Steel bison marks way to state park
Visitors at Madison Buffalo Jump State Park near Three Forks will now be greeted by a life-sized, three-dimensional steel bison, thanks to the work of a Kalispell company.
Flathead Concrete Products has created an $11,000 sign featuring a steel bison that stands 8 feet tall on its concrete base, which measures 5 feet by 9 feet. Behind the bison is a concrete sign with steel lettering spelling out the name of the park.
The entire structure is 20 feet long and weighs 20,000 pounds, said Roy Robinson, who is in charge of sales and delivery at Flathead Concrete.
"We don't expect someone to drag it away," said Dan Stinson, interpretive supervisor with Montana Fish, Wildlife and Parks, which commissioned the sign. "And if they did, they can have it."
The real goal of having such a large sign isn't to ensure it stays put, though. It's to give visitors a sense of scale.
"Bison were big animals," he said. "That's a life-sized cutout."
It's not the first time Flathead Concrete has worked for the state. The firm has made signs for Ulm Pishkun State Park (a buffalo jump near Great Falls) and Makoshika State Park near Glendive, an area with many dinosaur remains.
"It's nice to find an outfit like that that's willing to try something different once in awhile," Stinson said.
For the newest sign, Stinson sent a prototype he'd adapted from a Shorty Shope design. Shope was a western artist who, among other projects, designed highway signs across the state.
Flathead Concrete did all the work, Robinson said, and worked on it this winter during down time. It took about two and a half months to complete.
The sign was placed in the park Thursday, replacing the laminated wooden sign that has served the park for 30 years.
The old sign likely will end up in the landfill, said Ray Heagney, the park's manager.
"It's pretty well deteriorated," he said. "We've tried to patch it, and it's just weathered. It's hung in there for years, but it's time for it to go."
The new sign is made of weathering steel, which will turn brown as it ages and rusts.
As weathering steel corrodes, it forms a dense barrier that protects it from the elements and prevents further corrosion, which means the new sign will last a long time.
This steel is becoming popular with the highway department for bridges and with other groups interested in building for durability, Stinson said. It costs at least twice as much as regular steel, he added, and is what most of the money spent on the project went toward.
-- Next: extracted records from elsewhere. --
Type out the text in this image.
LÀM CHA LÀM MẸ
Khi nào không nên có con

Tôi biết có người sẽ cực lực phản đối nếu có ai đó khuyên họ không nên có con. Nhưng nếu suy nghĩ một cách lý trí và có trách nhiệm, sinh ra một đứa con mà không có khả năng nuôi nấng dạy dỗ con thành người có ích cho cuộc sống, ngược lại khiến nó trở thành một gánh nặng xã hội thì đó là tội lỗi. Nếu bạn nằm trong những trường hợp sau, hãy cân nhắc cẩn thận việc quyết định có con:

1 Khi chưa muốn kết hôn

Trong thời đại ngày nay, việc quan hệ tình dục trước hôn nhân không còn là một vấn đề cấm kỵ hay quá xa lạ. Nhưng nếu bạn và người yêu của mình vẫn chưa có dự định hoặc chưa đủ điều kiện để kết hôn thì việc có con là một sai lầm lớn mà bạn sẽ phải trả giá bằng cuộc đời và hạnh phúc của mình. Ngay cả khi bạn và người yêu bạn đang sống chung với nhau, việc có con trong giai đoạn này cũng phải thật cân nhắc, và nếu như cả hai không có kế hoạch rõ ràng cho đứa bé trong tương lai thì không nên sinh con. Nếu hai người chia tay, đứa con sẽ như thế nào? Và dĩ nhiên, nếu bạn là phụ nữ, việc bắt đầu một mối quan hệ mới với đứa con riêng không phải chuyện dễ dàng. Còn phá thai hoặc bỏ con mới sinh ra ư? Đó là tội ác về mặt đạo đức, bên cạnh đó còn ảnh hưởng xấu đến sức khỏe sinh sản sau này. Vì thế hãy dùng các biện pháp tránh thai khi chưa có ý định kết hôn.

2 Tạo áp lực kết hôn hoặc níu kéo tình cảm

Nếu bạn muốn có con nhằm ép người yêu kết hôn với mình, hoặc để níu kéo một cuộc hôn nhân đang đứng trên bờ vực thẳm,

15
"It shouldn't have to have any maintenance," Stinson said. "That country down there is pretty rough on signs."
It also will look good, Heagney said.
"It will add a dramatic touch to the park," he said. "It'll catch a lot of people's eyes."
For thousands of years, American Indians harvested bison at what is now Madison Buffalo Jump State Park.
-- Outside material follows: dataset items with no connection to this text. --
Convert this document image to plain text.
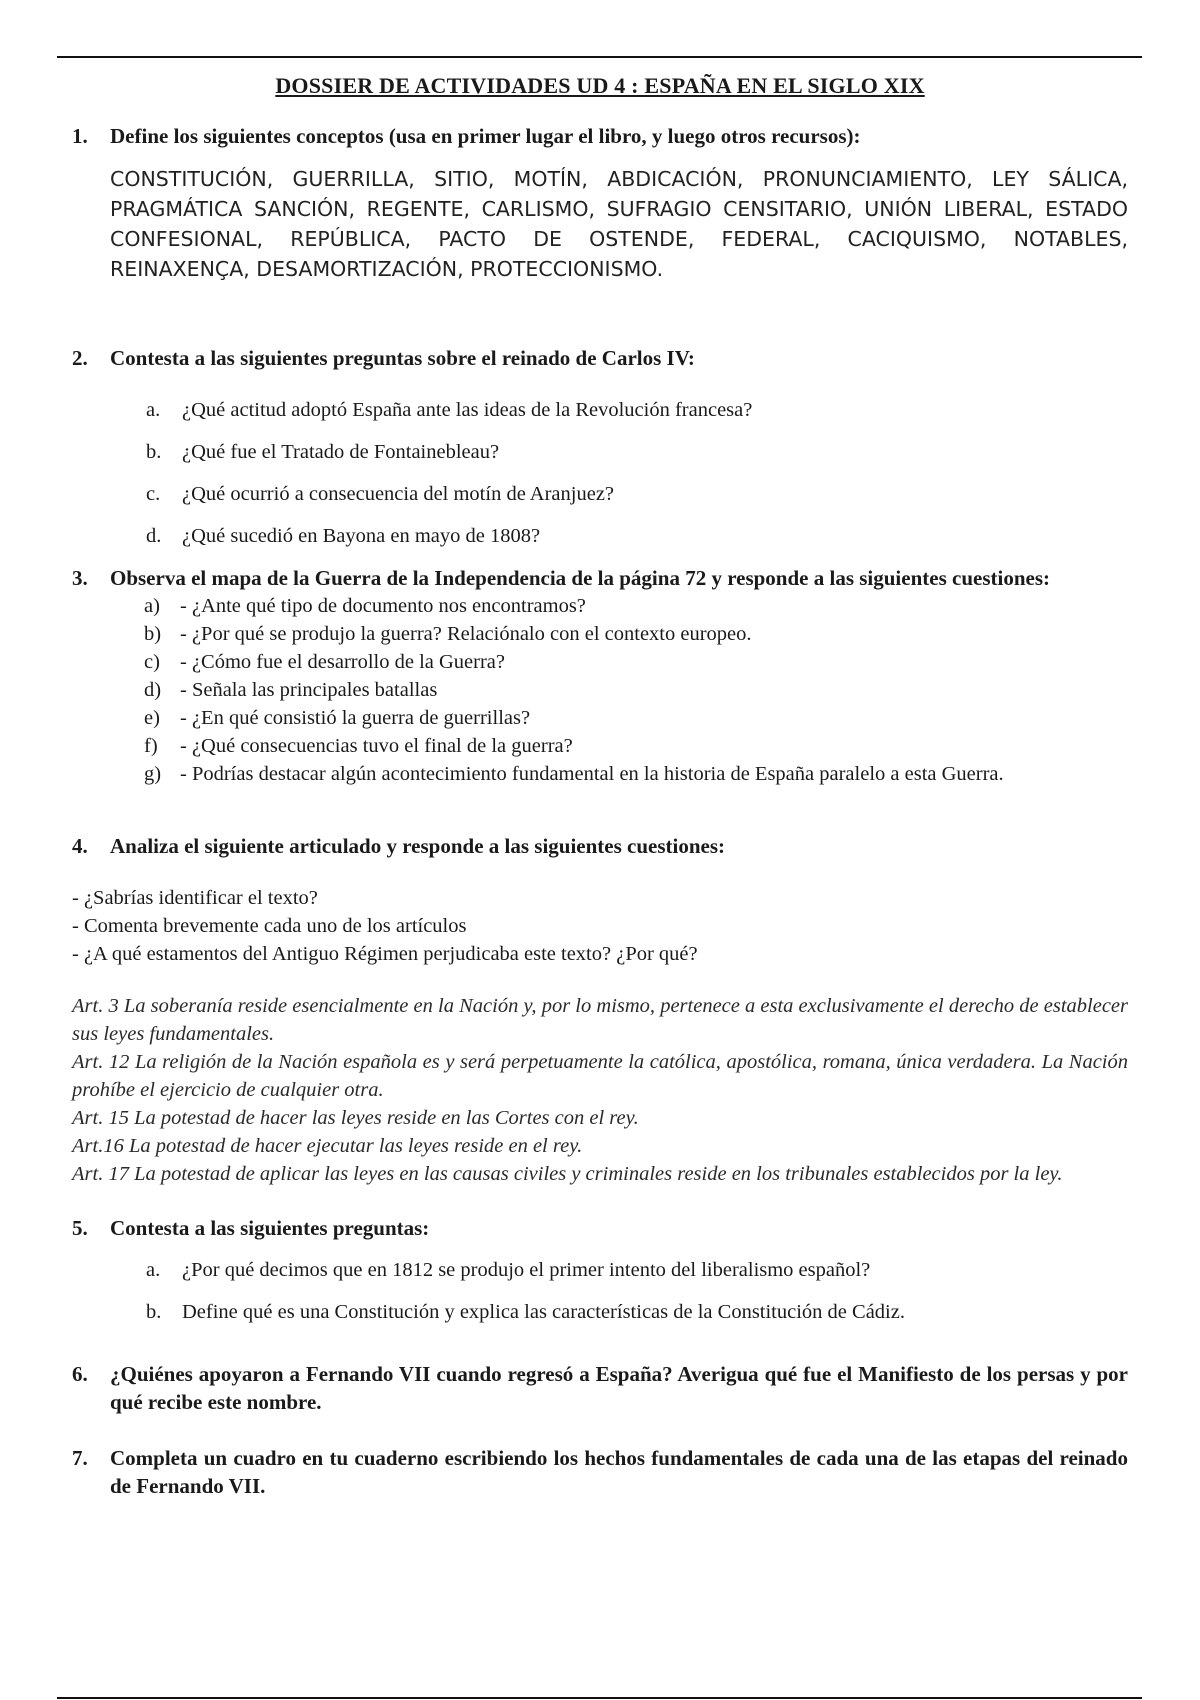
DOSSIER DE ACTIVIDADES UD 4 : ESPAÑA EN EL SIGLO XIX
1. Define los siguientes conceptos (usa en primer lugar el libro, y luego otros recursos):
CONSTITUCIÓN, GUERRILLA, SITIO, MOTÍN, ABDICACIÓN, PRONUNCIAMIENTO, LEY SÁLICA, PRAGMÁTICA SANCIÓN, REGENTE, CARLISMO, SUFRAGIO CENSITARIO, UNIÓN LIBERAL, ESTADO CONFESIONAL, REPÚBLICA, PACTO DE OSTENDE, FEDERAL, CACIQUISMO, NOTABLES, REINAXENÇA, DESAMORTIZACIÓN, PROTECCIONISMO.
2. Contesta a las siguientes preguntas sobre el reinado de Carlos IV:
a. ¿Qué actitud adoptó España ante las ideas de la Revolución francesa?
b. ¿Qué fue el Tratado de Fontainebleau?
c. ¿Qué ocurrió a consecuencia del motín de Aranjuez?
d. ¿Qué sucedió en Bayona en mayo de 1808?
3. Observa el mapa de la Guerra de la Independencia de la página 72 y responde a las siguientes cuestiones:
a) - ¿Ante qué tipo de documento nos encontramos?
b) - ¿Por qué se produjo la guerra? Relaciónalo con el contexto europeo.
c) - ¿Cómo fue el desarrollo de la Guerra?
d) - Señala las principales batallas
e) - ¿En qué consistió la guerra de guerrillas?
f) - ¿Qué consecuencias tuvo el final de la guerra?
g) - Podrías destacar algún acontecimiento fundamental en la historia de España paralelo a esta Guerra.
4. Analiza el siguiente articulado y responde a las siguientes cuestiones:

- ¿Sabrías identificar el texto?

- Comenta brevemente cada uno de los artículos

- ¿A qué estamentos del Antiguo Régimen perjudicaba este texto? ¿Por qué?

Art. 3 La soberanía reside esencialmente en la Nación y, por lo mismo, pertenece a esta exclusivamente el derecho de establecer sus leyes fundamentales.

Art. 12 La religión de la Nación española es y será perpetuamente la católica, apostólica, romana, única verdadera. La Nación prohíbe el ejercicio de cualquier otra.

Art. 15 La potestad de hacer las leyes reside en las Cortes con el rey.

Art.16 La potestad de hacer ejecutar las leyes reside en el rey.

Art. 17 La potestad de aplicar las leyes en las causas civiles y criminales reside en los tribunales establecidos por la ley.

5. Contesta a las siguientes preguntas:
a. ¿Por qué decimos que en 1812 se produjo el primer intento del liberalismo español?
b. Define qué es una Constitución y explica las características de la Constitución de Cádiz.
6. ¿Quiénes apoyaron a Fernando VII cuando regresó a España? Averigua qué fue el Manifiesto de los persas y por qué recibe este nombre.
7. Completa un cuadro en tu cuaderno escribiendo los hechos fundamentales de cada una de las etapas del reinado de Fernando VII.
From the air, the area is shaped like an hourglass. At the top is what used to be the staging area, where the young men of the tribes would herd the bison and move them toward the lower part of the hourglass - the jump itself.
The young men led the bison down a drive lane, marked by two narrowing rows of rock cairns that funneled the herd toward the cliff. Hunters hid behind bushes along the lane and spooked the bison to get them to move more quickly.
When the young men reached the precipice, they jumped and landed safely on a shelf not far below the top of the cliff.
The bison in front tried to stop when they reached the edge, but the speed and crushing weight of the herd behind them forced them over.
The young men on the shelf tucked themselves in close to the wall and watched as bison after bison plummeted off the cliff.
Any animal that survived the fall was finished off by rocks or clubs from hunters waiting below.
Anywhere from 100 to 200 bison might have died in each jump, Heagney said. Bone fragments from those kills are still scattered at the base of the cliff.
"Over a period of 6,000 to 10,000 years, quite a few bison went over that cliff," he said.
Bison were a primary source of food for the Plains Indians, but they also were necessary for clothing, tipis and utensils. Even the tongues were used as hairbrushes, Heagney said.
Madison Buffalo Jump was probably used by the Shoshone, Crow and Salish tribes until the 1700s, when the use of horses allowed for easier and more selective bison hunting.